Sixth Understanding

6. In this we are seeking to be authentic people, so that there is nothing false about us. We refuse to wear masks, seeing our lives whole and entire, being utterly honest with ourselves. Integrity toward others flows out of fearless personal honesty. There is a need to break down the difference between the sacred and the secular; to be the same on Monday as Sunday; to be the same at work as at home; to be the same with our family as with our friends and colleagues.

This Understanding piggybacks on the previous understandings. What I like about this one is the sentence, “There is a need to break down the difference between the sacred and the secular...” Indeed there is! The Celtic Christians didn’t see a difference between the sacred and the secular. While they did see a difference between our realm and god’s realm, life in our realm was not divided. They saw sacredness in all of life. There are plenty of prayers, rituals, incantations, etc., that reflect this. There’s a great story about men and women bowing to the new moon and offering a prayer. This wasn’t a pagan ritual but a reverential prayer to the creator god:

In name of the Holy Spirit of grace,
In name of the Father of the City of peace,
In name of Jesus who took death off us,
Oh! in name of the Three who shield us in every need,
If well thou hast found us tonight,
Seven times better mayest thou leave us without harm,
     Thou bright white Moon of the seasons,
     Bright white Moon of the seasons.
The New Moon,” Carmina Gadelica, Vol. 1

This way of seeing is critical for us today. For too long we have seen creation as something evil; something that is so corrupt that it must be destroyed. A lot of people understand eschatology (the study of the “end”) in this way. They interpret such passages as 2Peter 3.7; Revelation 20.11; and Revelation 21.1 in such a way that there isn’t a reason to work for ecological change. And while I don’t have the room to discuss these passages here, I will just say that there are other ways of understanding them. And this other understanding is what we are striving for in the Lindisfarne Community.

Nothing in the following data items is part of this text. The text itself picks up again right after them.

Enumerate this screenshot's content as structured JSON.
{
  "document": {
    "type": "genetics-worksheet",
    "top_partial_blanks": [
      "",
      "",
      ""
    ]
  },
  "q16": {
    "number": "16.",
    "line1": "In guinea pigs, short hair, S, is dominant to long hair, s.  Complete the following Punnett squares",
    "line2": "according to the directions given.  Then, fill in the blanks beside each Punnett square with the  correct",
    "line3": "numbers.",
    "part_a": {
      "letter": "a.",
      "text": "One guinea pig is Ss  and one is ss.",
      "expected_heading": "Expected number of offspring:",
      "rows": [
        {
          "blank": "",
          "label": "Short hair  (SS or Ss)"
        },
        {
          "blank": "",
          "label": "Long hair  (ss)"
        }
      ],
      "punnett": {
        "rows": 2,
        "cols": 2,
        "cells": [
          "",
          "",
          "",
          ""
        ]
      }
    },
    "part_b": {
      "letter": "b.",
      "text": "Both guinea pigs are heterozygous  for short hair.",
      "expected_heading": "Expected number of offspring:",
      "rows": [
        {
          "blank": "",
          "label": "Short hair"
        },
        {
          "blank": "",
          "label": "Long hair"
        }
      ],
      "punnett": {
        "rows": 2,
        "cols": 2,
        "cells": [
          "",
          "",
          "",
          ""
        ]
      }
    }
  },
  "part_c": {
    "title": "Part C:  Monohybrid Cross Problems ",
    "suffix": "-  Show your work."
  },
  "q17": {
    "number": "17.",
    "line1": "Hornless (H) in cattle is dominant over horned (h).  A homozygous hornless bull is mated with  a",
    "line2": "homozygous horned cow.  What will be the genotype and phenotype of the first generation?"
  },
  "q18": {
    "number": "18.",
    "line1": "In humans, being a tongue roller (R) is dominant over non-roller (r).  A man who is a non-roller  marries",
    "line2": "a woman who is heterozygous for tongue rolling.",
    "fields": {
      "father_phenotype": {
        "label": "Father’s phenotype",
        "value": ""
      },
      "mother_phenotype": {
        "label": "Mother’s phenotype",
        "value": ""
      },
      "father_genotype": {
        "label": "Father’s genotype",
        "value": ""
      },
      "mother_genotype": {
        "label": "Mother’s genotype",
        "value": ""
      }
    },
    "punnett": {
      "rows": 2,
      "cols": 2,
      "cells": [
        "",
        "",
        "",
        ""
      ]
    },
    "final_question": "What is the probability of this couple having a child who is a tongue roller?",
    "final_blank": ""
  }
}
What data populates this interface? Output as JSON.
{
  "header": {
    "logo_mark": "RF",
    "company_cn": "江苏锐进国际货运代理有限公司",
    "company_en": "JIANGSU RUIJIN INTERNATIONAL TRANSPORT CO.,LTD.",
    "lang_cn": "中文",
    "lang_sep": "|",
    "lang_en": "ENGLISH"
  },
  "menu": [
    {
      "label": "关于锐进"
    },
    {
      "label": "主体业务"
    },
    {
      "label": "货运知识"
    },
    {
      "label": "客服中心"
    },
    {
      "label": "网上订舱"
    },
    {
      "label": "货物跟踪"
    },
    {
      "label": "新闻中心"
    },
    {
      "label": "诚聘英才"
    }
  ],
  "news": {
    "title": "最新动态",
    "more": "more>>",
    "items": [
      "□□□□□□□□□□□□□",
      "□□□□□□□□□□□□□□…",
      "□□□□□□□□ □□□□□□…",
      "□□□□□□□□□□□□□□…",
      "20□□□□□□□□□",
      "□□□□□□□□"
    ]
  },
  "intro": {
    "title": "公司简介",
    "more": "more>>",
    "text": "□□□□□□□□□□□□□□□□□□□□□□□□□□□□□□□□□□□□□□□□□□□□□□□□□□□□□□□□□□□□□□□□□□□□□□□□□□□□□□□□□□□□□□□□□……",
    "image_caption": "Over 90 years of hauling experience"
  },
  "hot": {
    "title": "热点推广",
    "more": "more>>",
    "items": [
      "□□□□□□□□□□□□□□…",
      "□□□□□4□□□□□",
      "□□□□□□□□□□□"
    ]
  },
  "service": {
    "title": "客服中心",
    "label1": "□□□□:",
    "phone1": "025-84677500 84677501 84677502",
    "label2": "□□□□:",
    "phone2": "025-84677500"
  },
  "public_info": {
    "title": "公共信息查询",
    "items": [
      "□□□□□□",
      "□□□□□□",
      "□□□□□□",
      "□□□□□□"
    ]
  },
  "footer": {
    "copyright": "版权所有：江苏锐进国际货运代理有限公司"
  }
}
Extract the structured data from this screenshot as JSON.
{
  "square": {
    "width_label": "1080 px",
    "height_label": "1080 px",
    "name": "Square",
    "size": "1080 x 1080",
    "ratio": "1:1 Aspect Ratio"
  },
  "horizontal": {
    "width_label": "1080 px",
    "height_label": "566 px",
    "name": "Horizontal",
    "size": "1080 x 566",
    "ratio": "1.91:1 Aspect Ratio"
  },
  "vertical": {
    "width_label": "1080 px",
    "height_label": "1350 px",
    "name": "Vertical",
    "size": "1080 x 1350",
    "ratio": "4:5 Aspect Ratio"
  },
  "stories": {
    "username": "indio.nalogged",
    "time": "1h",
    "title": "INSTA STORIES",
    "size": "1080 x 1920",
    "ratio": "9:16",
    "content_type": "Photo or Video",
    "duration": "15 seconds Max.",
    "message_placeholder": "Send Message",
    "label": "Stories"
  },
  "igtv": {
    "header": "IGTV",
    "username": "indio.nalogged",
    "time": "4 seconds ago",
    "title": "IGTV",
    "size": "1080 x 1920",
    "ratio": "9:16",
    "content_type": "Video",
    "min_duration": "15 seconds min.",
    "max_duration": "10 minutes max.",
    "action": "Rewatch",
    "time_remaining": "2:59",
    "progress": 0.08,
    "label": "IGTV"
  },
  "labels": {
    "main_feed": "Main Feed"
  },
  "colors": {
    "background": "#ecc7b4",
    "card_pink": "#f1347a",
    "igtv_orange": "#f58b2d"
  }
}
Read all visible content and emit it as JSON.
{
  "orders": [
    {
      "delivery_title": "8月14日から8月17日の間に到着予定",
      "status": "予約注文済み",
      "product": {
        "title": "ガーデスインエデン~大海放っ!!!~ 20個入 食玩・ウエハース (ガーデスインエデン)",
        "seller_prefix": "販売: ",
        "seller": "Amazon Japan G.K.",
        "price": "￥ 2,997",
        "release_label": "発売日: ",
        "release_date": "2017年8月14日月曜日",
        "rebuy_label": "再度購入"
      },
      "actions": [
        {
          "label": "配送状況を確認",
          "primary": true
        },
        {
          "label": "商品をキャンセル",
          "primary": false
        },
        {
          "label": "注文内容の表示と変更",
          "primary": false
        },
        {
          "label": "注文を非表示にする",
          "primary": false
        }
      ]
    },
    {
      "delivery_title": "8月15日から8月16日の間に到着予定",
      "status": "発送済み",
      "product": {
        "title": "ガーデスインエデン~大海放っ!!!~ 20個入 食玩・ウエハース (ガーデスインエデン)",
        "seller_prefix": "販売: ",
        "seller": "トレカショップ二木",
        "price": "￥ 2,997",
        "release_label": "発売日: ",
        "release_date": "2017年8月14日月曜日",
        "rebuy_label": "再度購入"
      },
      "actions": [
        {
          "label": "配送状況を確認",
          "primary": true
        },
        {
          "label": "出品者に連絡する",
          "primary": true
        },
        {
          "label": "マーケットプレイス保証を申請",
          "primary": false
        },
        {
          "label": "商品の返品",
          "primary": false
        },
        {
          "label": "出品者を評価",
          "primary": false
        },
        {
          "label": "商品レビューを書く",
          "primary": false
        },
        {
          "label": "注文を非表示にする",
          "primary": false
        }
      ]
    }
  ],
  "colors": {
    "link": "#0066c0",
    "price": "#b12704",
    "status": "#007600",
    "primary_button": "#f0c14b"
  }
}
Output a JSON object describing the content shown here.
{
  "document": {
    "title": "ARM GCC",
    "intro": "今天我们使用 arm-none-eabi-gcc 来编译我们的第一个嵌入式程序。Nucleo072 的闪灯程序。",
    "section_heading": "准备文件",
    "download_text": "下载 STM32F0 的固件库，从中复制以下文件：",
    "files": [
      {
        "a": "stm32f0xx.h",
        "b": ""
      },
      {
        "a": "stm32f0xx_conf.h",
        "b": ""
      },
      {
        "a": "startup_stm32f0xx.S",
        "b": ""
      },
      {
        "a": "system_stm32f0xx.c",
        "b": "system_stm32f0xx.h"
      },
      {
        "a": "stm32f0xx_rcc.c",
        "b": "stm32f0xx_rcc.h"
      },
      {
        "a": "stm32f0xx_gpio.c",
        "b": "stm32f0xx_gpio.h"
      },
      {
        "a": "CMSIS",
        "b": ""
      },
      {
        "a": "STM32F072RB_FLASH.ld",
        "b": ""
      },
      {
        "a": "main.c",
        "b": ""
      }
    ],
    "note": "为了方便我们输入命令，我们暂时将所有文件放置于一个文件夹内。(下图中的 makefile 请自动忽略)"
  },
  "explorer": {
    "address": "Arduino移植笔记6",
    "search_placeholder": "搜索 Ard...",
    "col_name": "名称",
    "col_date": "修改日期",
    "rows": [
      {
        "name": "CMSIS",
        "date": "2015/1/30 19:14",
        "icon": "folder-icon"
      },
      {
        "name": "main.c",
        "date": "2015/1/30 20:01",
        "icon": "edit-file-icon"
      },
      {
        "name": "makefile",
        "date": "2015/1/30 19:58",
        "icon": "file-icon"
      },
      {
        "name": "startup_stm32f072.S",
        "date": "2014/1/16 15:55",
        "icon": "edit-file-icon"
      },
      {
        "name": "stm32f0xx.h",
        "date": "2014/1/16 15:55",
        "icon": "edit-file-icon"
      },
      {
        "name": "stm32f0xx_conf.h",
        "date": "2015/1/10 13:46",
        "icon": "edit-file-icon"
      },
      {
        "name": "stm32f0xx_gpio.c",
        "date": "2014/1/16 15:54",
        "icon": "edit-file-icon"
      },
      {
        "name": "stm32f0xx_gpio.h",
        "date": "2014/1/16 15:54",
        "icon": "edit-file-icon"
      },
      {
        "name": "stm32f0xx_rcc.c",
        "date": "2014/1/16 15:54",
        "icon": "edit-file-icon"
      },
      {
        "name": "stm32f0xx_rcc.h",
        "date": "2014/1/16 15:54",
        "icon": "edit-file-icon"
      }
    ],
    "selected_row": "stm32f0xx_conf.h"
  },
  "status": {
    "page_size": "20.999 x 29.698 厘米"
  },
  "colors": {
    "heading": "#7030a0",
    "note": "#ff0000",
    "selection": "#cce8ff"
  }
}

To see creation as holy, just as holy as our churches, temples, mosques, Scripture, each other, or whatever we deem as sacred is something that the world desperately needs right now. The other way of seeing seems to perpetuate a carefree attitude about the earth and its resources. However, if we were to see the earth as sacred, that “every bit of land is a holy land and every drop of water is a holy water” (Franti, 20061), then we will do what we can to make sure that it’s respected and protected.

This same type of seeing can heal, not only creation, but also our relationships within families, neighbors, communities, and nations. When we see each person as our brother or sister, then our attitudes toward them change. We would react to the acts of injustice done to them the way we would as if they had been done our Mothers or Fathers. Furthermore, if we see that everything we do as a service to god, then even the most mundane tasks become a prayer.

For me, this type of seeing is what we mean by “break[ing] down the difference between the sacred and the secular.” It is recognizing the light of creation, the light of god, in all things. And once we do that, we begin to view our lives in totally different ways. We see that we are stewards, co-workers with god in all of life. We will recognize that our call to be Christ in the world is not limited to those who view things like we do. We will see that the meaning of being Christ in the world is to participate in the vocation of liberation and reconciliation for the whole cosmos.

Genesis 1.31; CEB: God saw everything [that was] made: it was supremely good.

In the Love of the Three in One,

Br Jack+, LC

1. Michael Franti and Spearhead, “Hello Bonjour,” Yell Fire, July 2006, ANTI- Records, Los Angeles.